Note 2: As an illustration, consider this. Let $x=0.1001000100001...$. This is a non-normal irrational number with $p_1=0$. Yet $p_4 =\frac{1}{2}$ it seems (still a conjecture at this point). The same could apply to $x=\pi-3$ (believed to be normal): we might not be able to prove that $p_1=\frac{1}{2}$, but maybe we could be able to say this: at least one of $x_1=\pi -3$, $x_2=\frac{1}{\pi-2}$, $x_3=\frac{\pi-2}{\pi-1},\cdots, x_N$ has $p_k=\frac{1}{2}$ ($k\leq N$). This would be a huge breakthrough, even though we would not be able to explicitly name a single $k$ that works. We might not even know $N$, other than the fact that it is finite. At least, this is the final purpose of this research. We are still a very very long shot away from proving this!
6. Conclusions
While we focused exclusively on rational numbers, the end goal here is to try to prove the normality of classic mathematical constants such as $\pi, e,\log 2,\sqrt{2}$ and so on. In this post, I believe that I established a new path to achieve this goal. Future steps include:
- Getting a complete solution, with proof, for property #2 in section 5.
- Finding $f$ (or $f, g$ as described in the note in section 5) such
that we can identify a universal constant $N$ that works for all
rational $x$, or at least prove that such a finite constant exists.
This is the hardest part.
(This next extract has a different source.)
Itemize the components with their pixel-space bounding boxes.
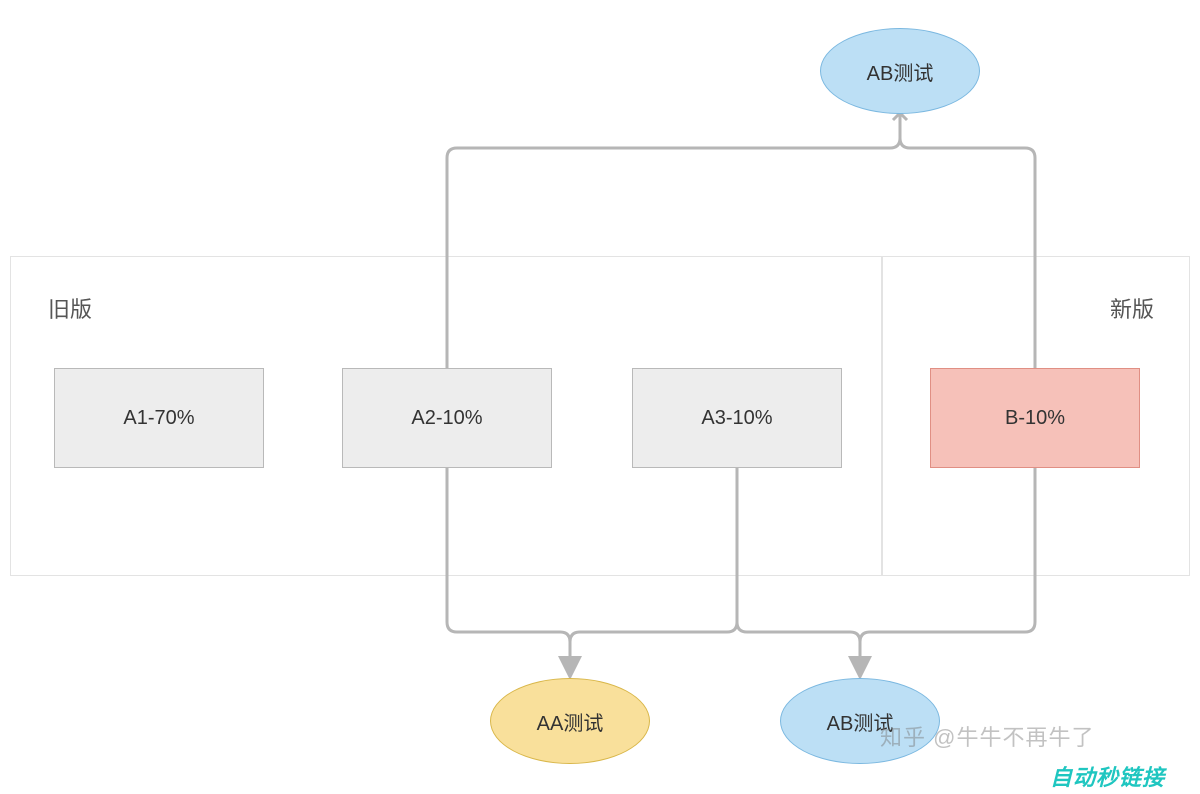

The function $f(x) = \frac{1}{1+x}$ might just work. - Generalize this to irrational numbers: this should be easy, as irrationals can be arbitrarily approximated by rationals.
Then we might be able to issue the following theorem, with proof:
Theorem
For any real number $x$, one of the following numbers $x_n$, with $1\leq n \leq N$ (with $N$ not depending on $x$, and finite) has exactly 50% of its binary digits equal to one:
$$x_n =\frac{F_{n-2}x + F_{n-1}}{F_{n-1}x+F_n} \mbox{ if } n\geq 2, \mbox{ with } x_1=x.$$
Here $F_n$ is the $n$-th Fibonacci number ($F_0=1, F_1=1, F_2=1$ and so on.)
The proof will involve deep results about prime numbers.